Atualizado: 12 de dez. de 2023


Marido e mulher do filme o

O feminino e a maternidade constituem o ponto central de O Castigo. O filme chileno roteirizado por Coral Cruz e dirigido por Matías Bize possui pouquíssimos personagens e é centrado em Ana (Antonia Zegers).


Lembrando a premissa de Eles Voltam, filme nacional de Marcelo Lordello, aqui vemos o ponto de vista de pais que abandonam o filho de 7 anos em uma estrada para lhe aplicar um castigo após um ato de mau comportamento. Mas se o filme de Lordello se concentrava nos acontecimentos rellacionados diretamente às crianças abandonadas, aqui vemos a angústia e arrependimento dos pais que aplicaram a lição.


A reação do pai Mateo (Néstor Cantillana) é a de alguém que se mostra inicialmente mais sensato e disposto a resolver a situação do que a da mãe Ana. Logo que voltam e não encontram o filho, ela quer evitar a todo custo que se chame a polícia e, quando o fazem, insiste em esconder o real motivo pelo qual o menino está perdido, inclusive para o espectador. É curioso notar como o trabalho de maquiagem e penteado já mostram que Ana, de olhos fundos por conta das olheiras, e cabelos um tanto quando desgrenhados, enquadra-se na categoria “mãe cansada”. Mas “mãe cansada” talvez seja pleonasmo na nossa sociedade, e isso vai desempenhar um papel importante na história.

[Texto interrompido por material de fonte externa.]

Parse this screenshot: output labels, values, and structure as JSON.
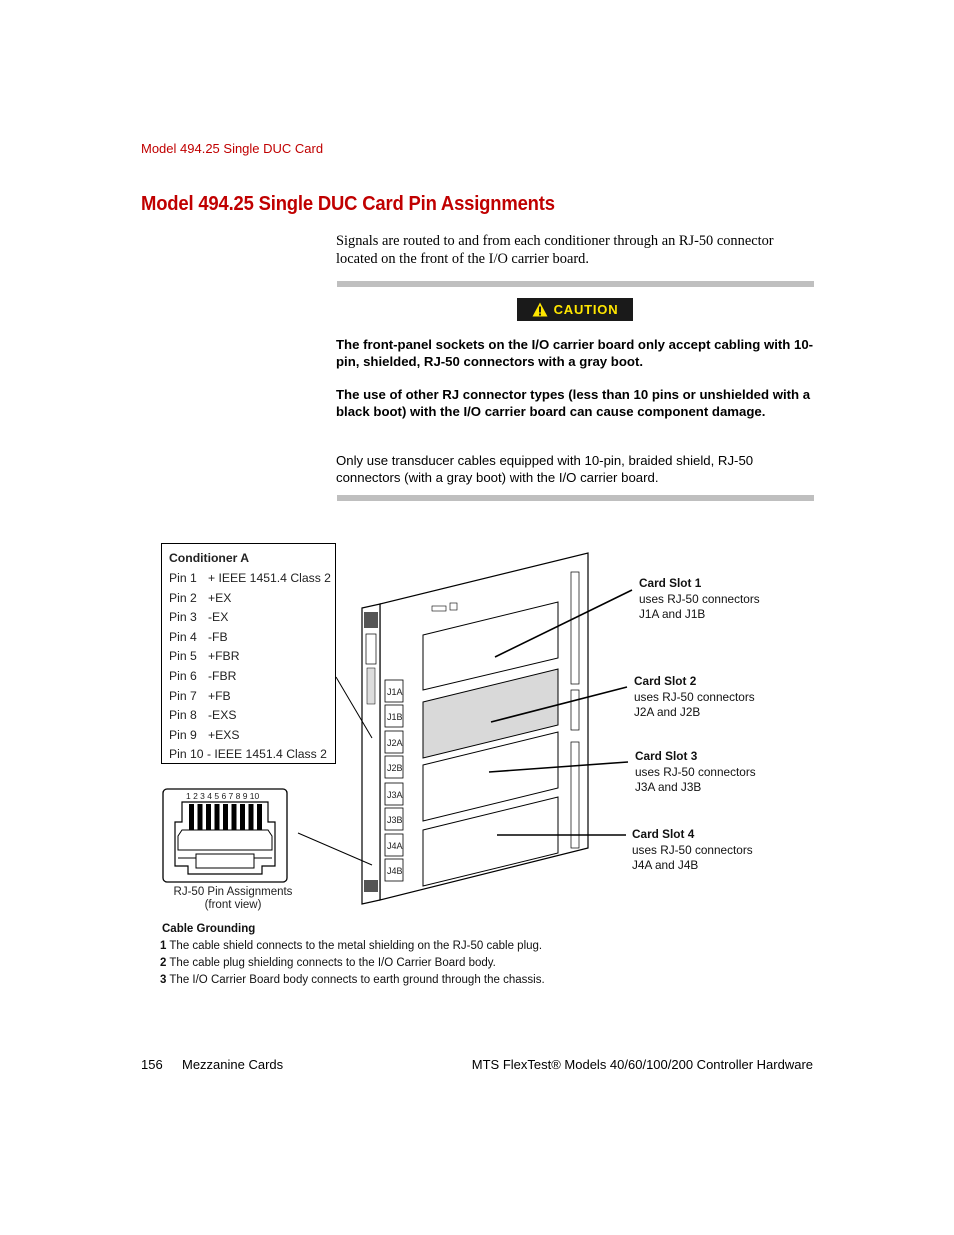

O som sabe trabalhar os silêncios como quebras das tensões existentes, ajustando na mixagem o volume do mundo ao redor daqueles personagens para dar calma a alguém quando, por exemplo, Ana tenta aliviar a angústia acendendo um cigarro, momento no qual os gritos pelo nome do garoto cessam e ouvimos somente um ou outro barulho da floresta.



Some-se a isso o fato da fotografia, além do virtuosismo de filmar a obra em um plano-sequência (real, não simulado), elabora quadros e composições esteticamente belas, sabendo aproveitar as cores da floresta densa, como nas cenas que vemos os pais de peças de roupa azul diminutos e cercados do verde, como se fossem estranhos aquele local. O foco também é constantemente ajustado conforme as necessidades de se isolar ou juntar pessoas, e isso desempenha uma função narrativa notável se percebermos que a conversa entre Ana e a policial (Catalina Saavedra) é um dos raros planos em que vemos dois personagens unidos no quadro, focados em um plano médio.

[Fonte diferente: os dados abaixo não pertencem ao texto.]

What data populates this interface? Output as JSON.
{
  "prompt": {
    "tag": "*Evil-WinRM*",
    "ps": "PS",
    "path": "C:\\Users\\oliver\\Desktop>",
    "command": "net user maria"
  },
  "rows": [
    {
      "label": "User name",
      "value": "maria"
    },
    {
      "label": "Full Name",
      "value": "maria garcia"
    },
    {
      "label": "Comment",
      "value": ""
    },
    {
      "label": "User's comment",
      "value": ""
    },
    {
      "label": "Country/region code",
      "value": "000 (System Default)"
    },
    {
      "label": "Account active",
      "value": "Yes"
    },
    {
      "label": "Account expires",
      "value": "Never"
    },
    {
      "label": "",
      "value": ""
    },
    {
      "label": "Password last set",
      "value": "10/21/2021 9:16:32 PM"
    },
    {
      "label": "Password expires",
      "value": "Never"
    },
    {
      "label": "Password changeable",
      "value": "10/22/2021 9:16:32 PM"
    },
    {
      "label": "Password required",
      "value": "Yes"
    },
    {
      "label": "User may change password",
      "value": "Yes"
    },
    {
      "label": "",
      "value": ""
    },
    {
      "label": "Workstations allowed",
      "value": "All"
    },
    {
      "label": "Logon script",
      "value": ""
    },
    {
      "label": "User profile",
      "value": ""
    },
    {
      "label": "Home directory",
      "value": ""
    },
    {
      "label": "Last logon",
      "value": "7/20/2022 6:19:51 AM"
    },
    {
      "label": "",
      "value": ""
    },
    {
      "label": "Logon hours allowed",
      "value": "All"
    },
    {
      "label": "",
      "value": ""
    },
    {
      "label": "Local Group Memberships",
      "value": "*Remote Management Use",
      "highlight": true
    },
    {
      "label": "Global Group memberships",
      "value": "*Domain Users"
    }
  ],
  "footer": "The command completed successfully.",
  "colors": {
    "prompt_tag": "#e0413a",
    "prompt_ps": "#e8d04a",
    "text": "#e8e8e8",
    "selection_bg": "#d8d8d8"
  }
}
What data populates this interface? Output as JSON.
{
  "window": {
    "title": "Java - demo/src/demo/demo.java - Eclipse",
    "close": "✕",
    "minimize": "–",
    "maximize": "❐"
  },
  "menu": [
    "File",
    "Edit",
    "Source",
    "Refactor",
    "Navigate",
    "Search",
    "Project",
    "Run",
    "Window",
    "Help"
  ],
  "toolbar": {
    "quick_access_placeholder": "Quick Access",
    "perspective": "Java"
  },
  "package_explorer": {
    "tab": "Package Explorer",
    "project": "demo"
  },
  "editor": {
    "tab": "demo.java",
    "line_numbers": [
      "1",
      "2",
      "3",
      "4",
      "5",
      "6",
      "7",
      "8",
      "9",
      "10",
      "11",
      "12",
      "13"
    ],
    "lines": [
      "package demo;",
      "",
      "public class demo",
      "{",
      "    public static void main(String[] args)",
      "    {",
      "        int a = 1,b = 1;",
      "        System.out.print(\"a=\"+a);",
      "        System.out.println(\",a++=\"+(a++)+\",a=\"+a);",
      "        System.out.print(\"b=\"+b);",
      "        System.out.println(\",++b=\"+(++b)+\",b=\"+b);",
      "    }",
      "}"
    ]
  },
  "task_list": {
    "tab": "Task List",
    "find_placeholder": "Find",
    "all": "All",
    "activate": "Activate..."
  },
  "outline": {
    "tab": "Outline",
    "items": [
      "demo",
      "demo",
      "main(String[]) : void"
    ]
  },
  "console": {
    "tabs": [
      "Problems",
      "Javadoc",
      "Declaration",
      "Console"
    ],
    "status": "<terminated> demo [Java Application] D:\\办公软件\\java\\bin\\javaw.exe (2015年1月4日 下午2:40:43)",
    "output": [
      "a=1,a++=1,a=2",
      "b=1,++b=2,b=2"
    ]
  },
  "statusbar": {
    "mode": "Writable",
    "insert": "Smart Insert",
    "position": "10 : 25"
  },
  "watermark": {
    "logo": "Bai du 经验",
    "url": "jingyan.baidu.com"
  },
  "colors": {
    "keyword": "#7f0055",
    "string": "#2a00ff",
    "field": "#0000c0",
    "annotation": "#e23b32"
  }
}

Além disso, a direção faz com que o difícil único plano no qual o filme se passa foque e permaneça a maior parte da obra em Ana. A câmera cola nela e são raras as passagens nas quais não estamos vendo a mulher no quadro, ou enxergando as coisas sob o olhar da mãe.

Diferente do marido, Ana é firme, fala olhando nos olhos com Mateo sobre a importância de impor limites impostos ao filho pequeno.


Ela percorre, no entanto, um ciclo da firmeza à dúvida, para então voltar à firmeza e ao colapso de uma revelação sentimental que seria caracterizada como “feia” sob o olhar da sociedade. Nesse sentido, a decisão da direção de apresentar a obra em um plano-sequência constitui não somente um exercício de vaidade para mostrar a capacidade técnica da equipe, mas também uma decisão que adapta linguagem à narrativa, visto que a continuidade sem cortes ajuda na transmissão da urgência da situação e também casa com essa revelação de sentimentos que, por estarem guardados há tempos, desmoronam, saem todos de uma vez.


E essas revelações abruptas, mas que fazem sentido quando observadas no todo, colaboram no sentido chamar atenção para uma das forças do filme: o fato de quebrar as expectativas antes criadas. Pela firmeza e imposição das falas, Ana poderia ser vista como alguém obstinada que faz o que quer, do jeito que quer. A mulher retratada aqui, no entanto, não está isolada do mundo e não escapa às pressões sociais.


Ao final, vamos descobrir que a vergonha daquela mulher em dizer aos policiais o realmente aconteceu para que o menino desaparecesse é também um medo de ser julgada pelo outro. Ao final, vamos descobrir também que o castigo do título não é para o filho, e sim para a mãe.